Today at The Billfold, I explore the financial realities and family politics of Millennials and moving home. In poem form! Read it here.
among other things.
Yesterday’s exhausted moon
shivered at morning’s edge…”
The Billfold, if you’re not a reader already, “aims to do away with the misbelief that talking about difficult money issues is uncomfortable, and create a space to have an honest conversation about how we save, spend and repay our debts.” As long as you’re there, check out this piece,
which speaks directly to experiences both like and unlike those explored in my own contribution.
Another great thing about The Billfold: they pay their writers. This piece is the first one I’ve been paid for since I wrote this essay on emotional independence for The Yearbook Office in 2014.** Since we’re talking about money today, I thought I’d disclose that, and celebrate!

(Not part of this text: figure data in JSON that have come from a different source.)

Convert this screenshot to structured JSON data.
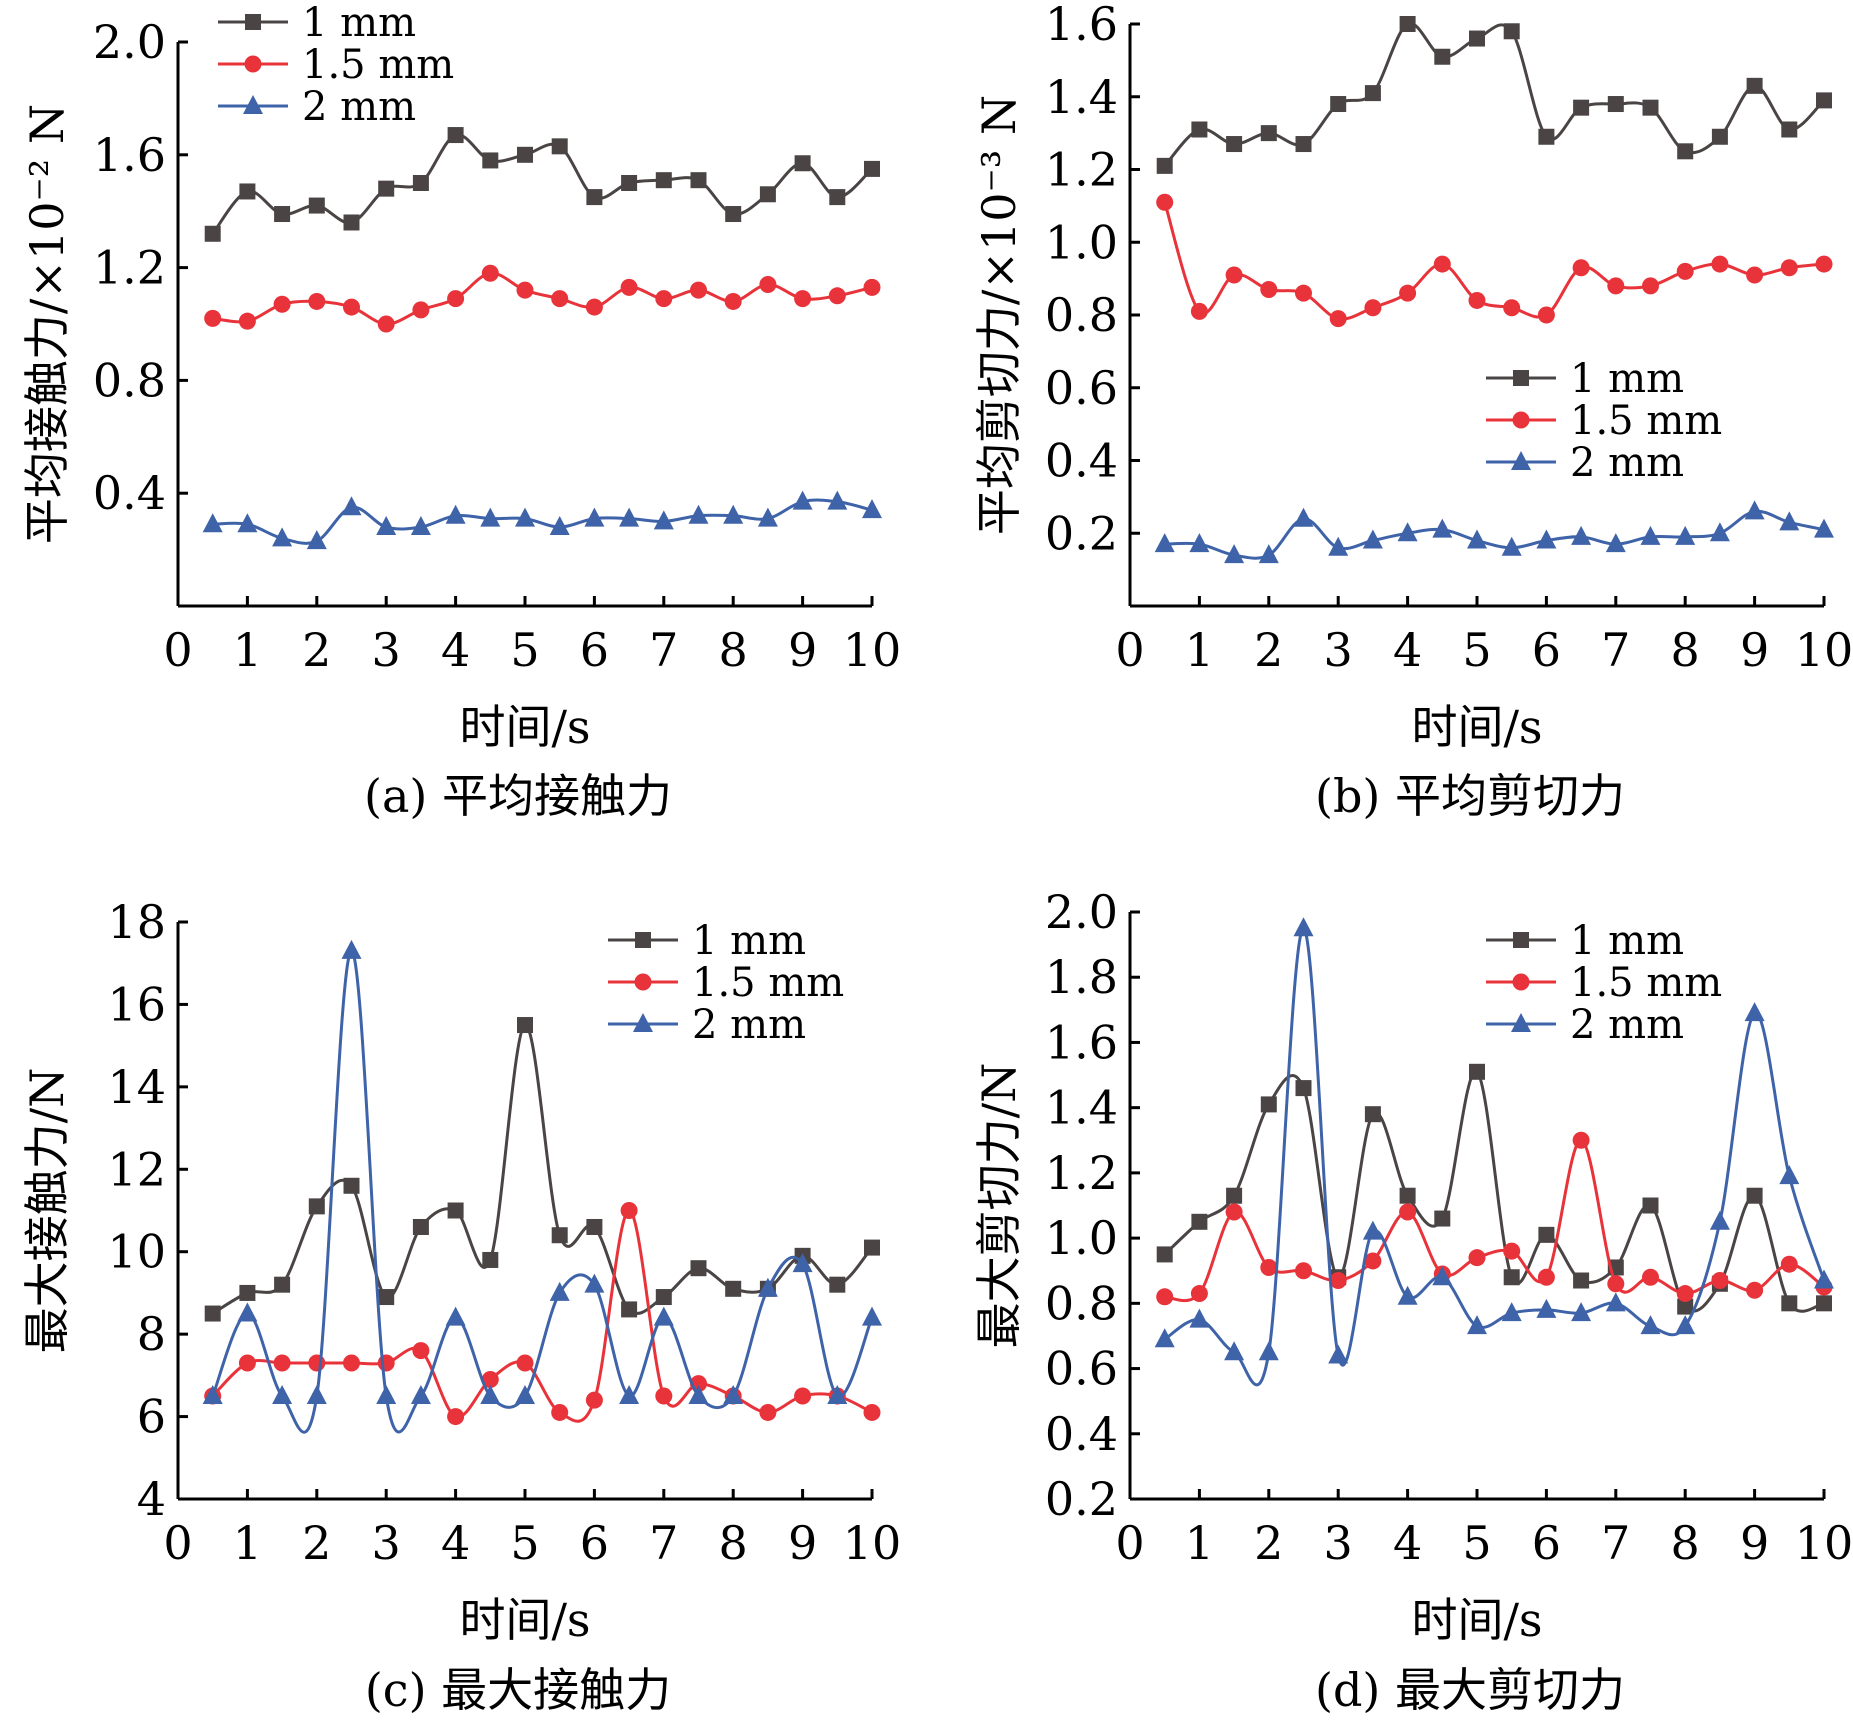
{
  "colors": {
    "1mm": "#4a4444",
    "1.5mm": "#e8333a",
    "2mm": "#3f63a8"
  },
  "chart_data": [
    {
      "id": "a",
      "type": "line",
      "caption": "(a) 平均接触力",
      "xlabel": "时间/s",
      "ylabel": "平均接触力/×10⁻² N",
      "xlim": [
        0,
        10
      ],
      "ylim": [
        0,
        2.0
      ],
      "xticks": [
        0,
        1,
        2,
        3,
        4,
        5,
        6,
        7,
        8,
        9,
        10
      ],
      "yticks": [
        0.4,
        0.8,
        1.2,
        1.6,
        2.0
      ],
      "ytick_labels": [
        "0.4",
        "0.8",
        "1.2",
        "1.6",
        "2.0"
      ],
      "legend": "top-left",
      "x": [
        0.5,
        1,
        1.5,
        2,
        2.5,
        3,
        3.5,
        4,
        4.5,
        5,
        5.5,
        6,
        6.5,
        7,
        7.5,
        8,
        8.5,
        9,
        9.5,
        10
      ],
      "series": [
        {
          "name": "1 mm",
          "marker": "square",
          "color": "#4a4444",
          "values": [
            1.32,
            1.47,
            1.39,
            1.42,
            1.36,
            1.48,
            1.5,
            1.67,
            1.58,
            1.6,
            1.63,
            1.45,
            1.5,
            1.51,
            1.51,
            1.39,
            1.46,
            1.57,
            1.45,
            1.55
          ]
        },
        {
          "name": "1.5 mm",
          "marker": "circle",
          "color": "#e8333a",
          "values": [
            1.02,
            1.01,
            1.07,
            1.08,
            1.06,
            1.0,
            1.05,
            1.09,
            1.18,
            1.12,
            1.09,
            1.06,
            1.13,
            1.09,
            1.12,
            1.08,
            1.14,
            1.09,
            1.1,
            1.13
          ]
        },
        {
          "name": "2 mm",
          "marker": "triangle",
          "color": "#3f63a8",
          "values": [
            0.29,
            0.29,
            0.24,
            0.23,
            0.35,
            0.28,
            0.28,
            0.32,
            0.31,
            0.31,
            0.28,
            0.31,
            0.31,
            0.3,
            0.32,
            0.32,
            0.31,
            0.37,
            0.37,
            0.34
          ]
        }
      ]
    },
    {
      "id": "b",
      "type": "line",
      "caption": "(b) 平均剪切力",
      "xlabel": "时间/s",
      "ylabel": "平均剪切力/×10⁻³ N",
      "xlim": [
        0,
        10
      ],
      "ylim": [
        0,
        1.6
      ],
      "xticks": [
        0,
        1,
        2,
        3,
        4,
        5,
        6,
        7,
        8,
        9,
        10
      ],
      "yticks": [
        0.2,
        0.4,
        0.6,
        0.8,
        1.0,
        1.2,
        1.4,
        1.6
      ],
      "ytick_labels": [
        "0.2",
        "0.4",
        "0.6",
        "0.8",
        "1.0",
        "1.2",
        "1.4",
        "1.6"
      ],
      "legend": "center-right",
      "x": [
        0.5,
        1,
        1.5,
        2,
        2.5,
        3,
        3.5,
        4,
        4.5,
        5,
        5.5,
        6,
        6.5,
        7,
        7.5,
        8,
        8.5,
        9,
        9.5,
        10
      ],
      "series": [
        {
          "name": "1 mm",
          "marker": "square",
          "color": "#4a4444",
          "values": [
            1.21,
            1.31,
            1.27,
            1.3,
            1.27,
            1.38,
            1.41,
            1.6,
            1.51,
            1.56,
            1.58,
            1.29,
            1.37,
            1.38,
            1.37,
            1.25,
            1.29,
            1.43,
            1.31,
            1.39
          ]
        },
        {
          "name": "1.5 mm",
          "marker": "circle",
          "color": "#e8333a",
          "values": [
            1.11,
            0.81,
            0.91,
            0.87,
            0.86,
            0.79,
            0.82,
            0.86,
            0.94,
            0.84,
            0.82,
            0.8,
            0.93,
            0.88,
            0.88,
            0.92,
            0.94,
            0.91,
            0.93,
            0.94
          ]
        },
        {
          "name": "2 mm",
          "marker": "triangle",
          "color": "#3f63a8",
          "values": [
            0.17,
            0.17,
            0.14,
            0.14,
            0.24,
            0.16,
            0.18,
            0.2,
            0.21,
            0.18,
            0.16,
            0.18,
            0.19,
            0.17,
            0.19,
            0.19,
            0.2,
            0.26,
            0.23,
            0.21
          ]
        }
      ]
    },
    {
      "id": "c",
      "type": "line",
      "caption": "(c) 最大接触力",
      "xlabel": "时间/s",
      "ylabel": "最大接触力/N",
      "xlim": [
        0,
        10
      ],
      "ylim": [
        4,
        18
      ],
      "xticks": [
        0,
        1,
        2,
        3,
        4,
        5,
        6,
        7,
        8,
        9,
        10
      ],
      "yticks": [
        4,
        6,
        8,
        10,
        12,
        14,
        16,
        18
      ],
      "ytick_labels": [
        "4",
        "6",
        "8",
        "10",
        "12",
        "14",
        "16",
        "18"
      ],
      "legend": "top-right",
      "x": [
        0.5,
        1,
        1.5,
        2,
        2.5,
        3,
        3.5,
        4,
        4.5,
        5,
        5.5,
        6,
        6.5,
        7,
        7.5,
        8,
        8.5,
        9,
        9.5,
        10
      ],
      "series": [
        {
          "name": "1 mm",
          "marker": "square",
          "color": "#4a4444",
          "values": [
            8.5,
            9.0,
            9.2,
            11.1,
            11.6,
            8.9,
            10.6,
            11.0,
            9.8,
            15.5,
            10.4,
            10.6,
            8.6,
            8.9,
            9.6,
            9.1,
            9.1,
            9.9,
            9.2,
            10.1
          ]
        },
        {
          "name": "1.5 mm",
          "marker": "circle",
          "color": "#e8333a",
          "values": [
            6.5,
            7.3,
            7.3,
            7.3,
            7.3,
            7.3,
            7.6,
            6.0,
            6.9,
            7.3,
            6.1,
            6.4,
            11.0,
            6.5,
            6.8,
            6.5,
            6.1,
            6.5,
            6.5,
            6.1
          ]
        },
        {
          "name": "2 mm",
          "marker": "triangle",
          "color": "#3f63a8",
          "values": [
            6.5,
            8.5,
            6.5,
            6.5,
            17.3,
            6.5,
            6.5,
            8.4,
            6.5,
            6.5,
            9.0,
            9.2,
            6.5,
            8.4,
            6.5,
            6.5,
            9.1,
            9.7,
            6.5,
            8.4
          ]
        }
      ]
    },
    {
      "id": "d",
      "type": "line",
      "caption": "(d) 最大剪切力",
      "xlabel": "时间/s",
      "ylabel": "最大剪切力/N",
      "xlim": [
        0,
        10
      ],
      "ylim": [
        0.2,
        2.0
      ],
      "xticks": [
        0,
        1,
        2,
        3,
        4,
        5,
        6,
        7,
        8,
        9,
        10
      ],
      "yticks": [
        0.2,
        0.4,
        0.6,
        0.8,
        1.0,
        1.2,
        1.4,
        1.6,
        1.8,
        2.0
      ],
      "ytick_labels": [
        "0.2",
        "0.4",
        "0.6",
        "0.8",
        "1.0",
        "1.2",
        "1.4",
        "1.6",
        "1.8",
        "2.0"
      ],
      "legend": "top-right",
      "x": [
        0.5,
        1,
        1.5,
        2,
        2.5,
        3,
        3.5,
        4,
        4.5,
        5,
        5.5,
        6,
        6.5,
        7,
        7.5,
        8,
        8.5,
        9,
        9.5,
        10
      ],
      "series": [
        {
          "name": "1 mm",
          "marker": "square",
          "color": "#4a4444",
          "values": [
            0.95,
            1.05,
            1.13,
            1.41,
            1.46,
            0.88,
            1.38,
            1.13,
            1.06,
            1.51,
            0.88,
            1.01,
            0.87,
            0.91,
            1.1,
            0.79,
            0.86,
            1.13,
            0.8,
            0.8
          ]
        },
        {
          "name": "1.5 mm",
          "marker": "circle",
          "color": "#e8333a",
          "values": [
            0.82,
            0.83,
            1.08,
            0.91,
            0.9,
            0.87,
            0.93,
            1.08,
            0.89,
            0.94,
            0.96,
            0.88,
            1.3,
            0.86,
            0.88,
            0.83,
            0.87,
            0.84,
            0.92,
            0.85
          ]
        },
        {
          "name": "2 mm",
          "marker": "triangle",
          "color": "#3f63a8",
          "values": [
            0.69,
            0.75,
            0.65,
            0.65,
            1.95,
            0.64,
            1.02,
            0.82,
            0.88,
            0.73,
            0.77,
            0.78,
            0.77,
            0.8,
            0.73,
            0.73,
            1.05,
            1.69,
            1.19,
            0.87
          ]
        }
      ]
    }
  ]
}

I know that money can be a touchy subject in the writing community. It’s complicated. If you have thoughts, I’m here for that discussion. One of my personal writing goals this year is to apply primarily to publications that pay contributors and/or offer print editions.*** So I’m pleased to be celebrating an early positive result!
Recently, I read the Emily books for the first time. (I am a long-time L.M. Montgomery fan, but somehow I missed these in adolescence.) Emily is, among other things (but more than any other thing), a writer, and one arc the books follow is her attempts to contribute financially to her family and her future via poetry, fiction, and a little bit of reporting.
The books aren’t about this, precisely, but the through-line of finance absolutely fascinated me. Partly this is because Emily is navigating some pretty heavy gender and social roles to make her own way. (It’s the early 1900s.****) And partly because of how completely she succeeds at getting paid for her creative work, even early on.
She’s paid $2 here, $10 there, and they add up. (Don’t forget the conversion factor from 19XX Canadian dollars.) Not all publications can pay her directly, but those that can’t instead offer to pay in goods – for example, $X worth of seeds from a garden catalog, which, when you’re growing a lot of your own food, is no minor contribution to household expenses.
I got halfway through writing more, then remembered there’s already a more nuanced and interesting short piece on the subject right here, at — you guessed it — The Billfold. The author of that piece, Nicole Dieker, writes a lot of smart things about money and creative work; if you’re intrigued, please go follow her blog.
*Not my family. Go read the piece; I’ll explain.
**I should clarify. This is the first time I have been paid for writing what I want to write since 2014. I also work as a content writer, and you bet I get paid for that.
***With exceptions. I have some soft-spot publications that can’t pay and aren’t print, but I just love being part of them.
****This isn’t a blanket statement about “how things were back then” or how
they’re so much better today. That’s…complicated. This is just context.